The other food job beats the former. Again, this was a summer job, driving a beat up old Italian Ices truck in one of the seedier sections of the Jersey Shore. And not even by the beach, which would have made sense, but through adjacent neighborhoods, where there were only little children with dirty hands and sticky money. That might have been tolerable, but these were traditional Italian Ices, that came in huge tubs, so every single order had to be scooped by hand. And normally they consisted of a few flavors stacked in a little, very thin, white paper dixie cup. Florescent yellow, red, purple, blue. Of course the ices melted a bit, stained your hands a lurid hue, as they do children’s lips. And then you had to get back to the steering wheel and drive down the road, with this vapid jingle lasting no more than a few seconds played over and over and over again. “Doop-da doop-da, doodle-dy, doodle-dy” After an hour or so, the sugar in the ices began to penetrate the skin. It began with a mild rush, but eventually became nausea. Of the sort you get if you say, eat a pound of dark chocolate at one sitting. But this was a chemical sort of auto-intoxication. Your body came to crave it and need it. And it wanted the juice mainlined into the bloodstream – eating the stuff would never do. Now if they found a way to dry and powder the ices – sugar, flavoring, food dye, you might be able to smoke it. I’m sure the results would be spectacular.

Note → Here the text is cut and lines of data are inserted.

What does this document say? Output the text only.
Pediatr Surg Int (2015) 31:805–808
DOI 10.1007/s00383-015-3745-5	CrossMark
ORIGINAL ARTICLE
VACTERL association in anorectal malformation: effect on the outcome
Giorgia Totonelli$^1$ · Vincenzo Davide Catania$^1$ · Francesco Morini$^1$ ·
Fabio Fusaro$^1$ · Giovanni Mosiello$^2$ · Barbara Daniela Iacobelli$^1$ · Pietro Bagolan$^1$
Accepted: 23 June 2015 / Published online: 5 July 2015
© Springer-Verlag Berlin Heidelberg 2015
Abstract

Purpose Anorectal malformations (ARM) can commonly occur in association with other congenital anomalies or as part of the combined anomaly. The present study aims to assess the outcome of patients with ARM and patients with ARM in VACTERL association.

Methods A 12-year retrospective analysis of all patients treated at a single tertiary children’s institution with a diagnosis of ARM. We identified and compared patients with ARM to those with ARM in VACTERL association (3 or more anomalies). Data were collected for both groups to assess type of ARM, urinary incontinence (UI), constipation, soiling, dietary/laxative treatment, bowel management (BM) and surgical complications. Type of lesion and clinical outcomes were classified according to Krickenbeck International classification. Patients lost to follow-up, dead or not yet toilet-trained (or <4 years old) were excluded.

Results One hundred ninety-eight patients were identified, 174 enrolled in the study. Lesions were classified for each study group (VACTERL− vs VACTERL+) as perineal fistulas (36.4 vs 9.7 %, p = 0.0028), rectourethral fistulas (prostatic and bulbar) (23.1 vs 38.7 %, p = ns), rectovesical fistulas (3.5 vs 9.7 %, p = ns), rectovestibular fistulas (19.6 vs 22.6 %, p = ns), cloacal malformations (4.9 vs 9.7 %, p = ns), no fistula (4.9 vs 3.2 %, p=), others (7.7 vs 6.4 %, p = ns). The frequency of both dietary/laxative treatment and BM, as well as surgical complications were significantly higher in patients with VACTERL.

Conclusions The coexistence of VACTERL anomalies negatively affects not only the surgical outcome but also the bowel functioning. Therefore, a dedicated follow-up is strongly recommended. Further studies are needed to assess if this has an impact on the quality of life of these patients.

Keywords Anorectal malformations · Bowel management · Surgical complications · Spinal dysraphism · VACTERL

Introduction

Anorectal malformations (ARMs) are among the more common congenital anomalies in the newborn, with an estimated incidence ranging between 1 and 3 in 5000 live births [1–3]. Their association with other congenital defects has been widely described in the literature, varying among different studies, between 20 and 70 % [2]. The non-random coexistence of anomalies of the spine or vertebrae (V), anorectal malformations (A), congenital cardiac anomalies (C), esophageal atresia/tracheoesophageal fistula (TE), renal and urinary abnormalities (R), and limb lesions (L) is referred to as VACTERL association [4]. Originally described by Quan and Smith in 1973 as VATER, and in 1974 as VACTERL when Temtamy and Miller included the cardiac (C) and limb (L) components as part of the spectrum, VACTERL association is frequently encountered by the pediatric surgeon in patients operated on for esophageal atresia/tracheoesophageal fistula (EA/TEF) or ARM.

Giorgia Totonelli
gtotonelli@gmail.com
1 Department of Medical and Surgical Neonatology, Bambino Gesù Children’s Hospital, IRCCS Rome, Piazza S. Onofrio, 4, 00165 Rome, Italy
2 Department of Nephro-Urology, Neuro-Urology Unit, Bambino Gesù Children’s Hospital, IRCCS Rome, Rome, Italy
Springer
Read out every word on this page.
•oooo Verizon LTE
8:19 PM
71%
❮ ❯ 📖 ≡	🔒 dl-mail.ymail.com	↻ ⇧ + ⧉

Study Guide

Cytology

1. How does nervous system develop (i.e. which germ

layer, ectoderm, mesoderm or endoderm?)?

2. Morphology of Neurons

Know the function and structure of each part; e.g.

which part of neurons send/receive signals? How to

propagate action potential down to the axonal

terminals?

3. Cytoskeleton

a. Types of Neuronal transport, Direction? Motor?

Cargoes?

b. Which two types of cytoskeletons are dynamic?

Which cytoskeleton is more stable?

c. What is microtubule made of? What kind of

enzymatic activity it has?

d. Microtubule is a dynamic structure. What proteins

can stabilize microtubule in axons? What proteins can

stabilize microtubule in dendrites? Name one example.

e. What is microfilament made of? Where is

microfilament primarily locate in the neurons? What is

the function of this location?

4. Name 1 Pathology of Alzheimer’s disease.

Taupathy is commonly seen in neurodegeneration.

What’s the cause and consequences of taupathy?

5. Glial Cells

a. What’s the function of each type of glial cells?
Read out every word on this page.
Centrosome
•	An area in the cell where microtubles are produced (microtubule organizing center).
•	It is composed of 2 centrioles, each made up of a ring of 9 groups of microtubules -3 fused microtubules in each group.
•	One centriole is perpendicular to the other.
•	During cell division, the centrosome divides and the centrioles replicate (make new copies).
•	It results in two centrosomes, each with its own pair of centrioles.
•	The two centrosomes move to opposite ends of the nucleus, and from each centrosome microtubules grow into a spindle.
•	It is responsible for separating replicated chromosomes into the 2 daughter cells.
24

In case you are in any doubt, driving a truck, listening to the same stupid jingle all day, while scooping and counting money is a lethal combination. After a few weeks I found myself speeding through my route. Or hitting the gas when I could hear children shouting. Eventually I would wait until they got a few feet away and then gun the engine. It was so much fun. And at the end of the day when I returned, the owner, a burned out hippie, suspected me of stealing when I came back with so little money. I said “Look at the vats, count the cups….no one was buying today.” He then imagined somehow I was replacing the cups and refilling the vats, maybe with an inferior product, so I could skim the profits. This was obviously pointless; I gave up after about 2 and a half weeks. But I have to say I craved chemical laden sugar for a long time after. And every once in a blue moon I have a flash-back. Everything goes blue, and I swear I can hear “Doop-da doop-da, doodle-dy, doodle-dy.”

Now food is my whole job, I teach food history, write about it, read cookbooks and food zines, make pots to hold food, and day dream about it. Call it monomania, but I wouldn't have it any other way.

Welcome to my Food Rant

Welcome to my new blog, started on a whim at 5:45 AM Tuesday May 22nd, 2007. Expect a totally eclectic melange of random food history, culinary anecdotes and gastronomic silliness. All the things I feel compelled to write, and which may eventually show up somewhere in one of my books.